Eh bien, nous pouvons envoyer un message à leurs pagers et talkies-walkies. Nous pouvons les observer quand ils se brossent les dents. Nous pouvons à nouveau nous tenir droits et prier pour que notre gouvernement ait retrouvé son sens de l’objectif.
Mais il y a autre chose que nous pouvons faire. Nous pouvons faire des bébés. Oui, les Israéliens, qu’ils soient laïcs ou religieux, continuent à avoir des enfants.
Vous pourriez demander : ‘Qu’est-ce que cela a à voir avec quoi que ce soit ? Vous vivez dans un état de terreur existentielle. 100 000 roquettes du Hezbollah sont comme des étalons à la porte de départ prêts à entendre le coup de feu et l’Iran est à quelques grammes d’uranium d’une arme nucléaire.’
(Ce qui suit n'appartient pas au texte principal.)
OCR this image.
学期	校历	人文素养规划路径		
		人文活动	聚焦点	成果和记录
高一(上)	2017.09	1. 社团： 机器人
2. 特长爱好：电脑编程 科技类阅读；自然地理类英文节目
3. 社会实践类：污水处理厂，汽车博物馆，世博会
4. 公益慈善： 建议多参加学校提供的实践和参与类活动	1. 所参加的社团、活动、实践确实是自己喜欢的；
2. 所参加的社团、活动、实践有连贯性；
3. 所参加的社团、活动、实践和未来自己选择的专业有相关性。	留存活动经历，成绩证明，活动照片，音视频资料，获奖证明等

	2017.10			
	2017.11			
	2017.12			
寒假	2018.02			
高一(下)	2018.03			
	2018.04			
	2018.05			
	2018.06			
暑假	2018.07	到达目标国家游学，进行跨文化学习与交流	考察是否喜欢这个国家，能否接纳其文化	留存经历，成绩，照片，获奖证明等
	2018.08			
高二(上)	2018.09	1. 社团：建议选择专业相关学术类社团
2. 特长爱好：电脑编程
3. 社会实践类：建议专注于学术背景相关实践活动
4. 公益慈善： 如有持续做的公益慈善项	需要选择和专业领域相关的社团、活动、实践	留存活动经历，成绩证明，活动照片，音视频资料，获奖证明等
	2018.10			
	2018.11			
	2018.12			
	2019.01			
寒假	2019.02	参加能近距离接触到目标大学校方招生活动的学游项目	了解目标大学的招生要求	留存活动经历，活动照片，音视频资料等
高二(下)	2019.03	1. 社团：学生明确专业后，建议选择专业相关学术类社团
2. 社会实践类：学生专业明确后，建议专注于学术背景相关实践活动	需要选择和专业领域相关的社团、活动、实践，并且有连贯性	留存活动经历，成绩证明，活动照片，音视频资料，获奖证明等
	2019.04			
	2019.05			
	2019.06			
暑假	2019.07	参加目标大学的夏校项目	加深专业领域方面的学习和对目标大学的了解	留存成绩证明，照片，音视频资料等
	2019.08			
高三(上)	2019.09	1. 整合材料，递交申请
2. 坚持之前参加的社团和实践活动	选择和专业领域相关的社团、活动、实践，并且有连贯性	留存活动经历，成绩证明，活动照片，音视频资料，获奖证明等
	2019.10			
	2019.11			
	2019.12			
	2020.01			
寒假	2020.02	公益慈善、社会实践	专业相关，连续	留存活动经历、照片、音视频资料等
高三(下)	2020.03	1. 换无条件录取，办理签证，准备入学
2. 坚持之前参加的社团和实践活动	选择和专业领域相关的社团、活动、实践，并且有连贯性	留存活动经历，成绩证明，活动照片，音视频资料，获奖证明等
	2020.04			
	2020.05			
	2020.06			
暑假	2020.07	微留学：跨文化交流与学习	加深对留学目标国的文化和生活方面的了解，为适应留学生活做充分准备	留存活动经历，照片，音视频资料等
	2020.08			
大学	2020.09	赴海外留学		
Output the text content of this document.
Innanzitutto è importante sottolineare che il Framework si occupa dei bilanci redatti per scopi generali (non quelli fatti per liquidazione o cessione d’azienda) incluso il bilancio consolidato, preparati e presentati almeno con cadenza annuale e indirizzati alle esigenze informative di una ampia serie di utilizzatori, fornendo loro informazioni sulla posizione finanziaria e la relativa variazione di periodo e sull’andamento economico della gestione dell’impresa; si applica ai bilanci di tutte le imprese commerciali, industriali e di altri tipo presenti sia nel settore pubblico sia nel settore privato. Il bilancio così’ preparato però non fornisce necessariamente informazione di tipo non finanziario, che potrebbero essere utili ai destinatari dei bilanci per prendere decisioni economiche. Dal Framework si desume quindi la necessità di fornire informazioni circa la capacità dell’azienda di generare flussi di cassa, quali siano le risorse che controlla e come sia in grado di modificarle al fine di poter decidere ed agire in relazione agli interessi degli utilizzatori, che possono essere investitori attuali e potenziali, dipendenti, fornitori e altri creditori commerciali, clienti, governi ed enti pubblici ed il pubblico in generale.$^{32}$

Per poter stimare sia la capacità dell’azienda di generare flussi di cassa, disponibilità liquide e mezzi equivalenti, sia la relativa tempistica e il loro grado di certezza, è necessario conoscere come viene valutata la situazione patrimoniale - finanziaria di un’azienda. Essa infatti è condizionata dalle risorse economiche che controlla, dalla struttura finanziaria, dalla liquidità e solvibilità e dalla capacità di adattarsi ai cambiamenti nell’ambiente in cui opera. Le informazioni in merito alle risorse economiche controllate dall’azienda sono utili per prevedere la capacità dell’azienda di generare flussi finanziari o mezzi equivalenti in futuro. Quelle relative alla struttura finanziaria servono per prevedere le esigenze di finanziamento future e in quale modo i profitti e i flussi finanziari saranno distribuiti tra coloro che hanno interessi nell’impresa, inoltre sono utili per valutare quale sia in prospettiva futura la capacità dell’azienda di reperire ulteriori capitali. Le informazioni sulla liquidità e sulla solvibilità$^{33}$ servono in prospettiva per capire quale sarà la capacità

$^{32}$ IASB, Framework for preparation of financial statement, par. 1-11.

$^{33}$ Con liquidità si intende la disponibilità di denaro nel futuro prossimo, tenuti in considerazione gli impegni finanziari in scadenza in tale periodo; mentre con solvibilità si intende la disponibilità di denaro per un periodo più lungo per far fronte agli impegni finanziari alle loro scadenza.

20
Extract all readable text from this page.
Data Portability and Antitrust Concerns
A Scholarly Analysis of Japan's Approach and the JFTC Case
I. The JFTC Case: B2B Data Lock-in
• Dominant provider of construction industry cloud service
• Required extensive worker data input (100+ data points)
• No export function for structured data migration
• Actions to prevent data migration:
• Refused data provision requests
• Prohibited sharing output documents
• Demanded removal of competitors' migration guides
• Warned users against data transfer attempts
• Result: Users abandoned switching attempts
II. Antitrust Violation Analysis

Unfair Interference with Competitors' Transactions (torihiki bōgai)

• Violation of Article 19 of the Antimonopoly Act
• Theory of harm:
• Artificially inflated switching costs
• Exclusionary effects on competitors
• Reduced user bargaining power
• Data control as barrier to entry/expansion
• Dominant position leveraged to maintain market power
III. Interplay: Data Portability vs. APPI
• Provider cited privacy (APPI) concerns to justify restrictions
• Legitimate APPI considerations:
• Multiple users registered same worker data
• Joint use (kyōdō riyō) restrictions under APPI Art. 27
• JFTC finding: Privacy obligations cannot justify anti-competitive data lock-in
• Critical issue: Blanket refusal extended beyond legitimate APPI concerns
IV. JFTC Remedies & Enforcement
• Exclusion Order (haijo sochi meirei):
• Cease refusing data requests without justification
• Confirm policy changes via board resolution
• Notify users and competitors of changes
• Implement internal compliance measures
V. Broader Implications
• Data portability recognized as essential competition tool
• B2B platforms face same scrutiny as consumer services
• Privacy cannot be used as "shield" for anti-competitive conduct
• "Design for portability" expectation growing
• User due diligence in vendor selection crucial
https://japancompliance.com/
Eh bien, cela a à voir avec tout. Parce que les bébés signifient que nous croyons en un avenir. Et si nous croyons en un avenir, nous avons de l’espoir, même lorsque le désespoir et l’impuissance semblent dominer. Parce que faire des bébés signifie que nous les protégerons comme des ours protègent leurs oursons. Parce que cela signifie que nous survivrons et prospérerons. Nous sommes ici depuis des milliers d’années face à l’oblitération à chaque génération.
Pourtant, nous sommes ici, agents d’une histoire vivante créant une autre itération de l’histoire juive.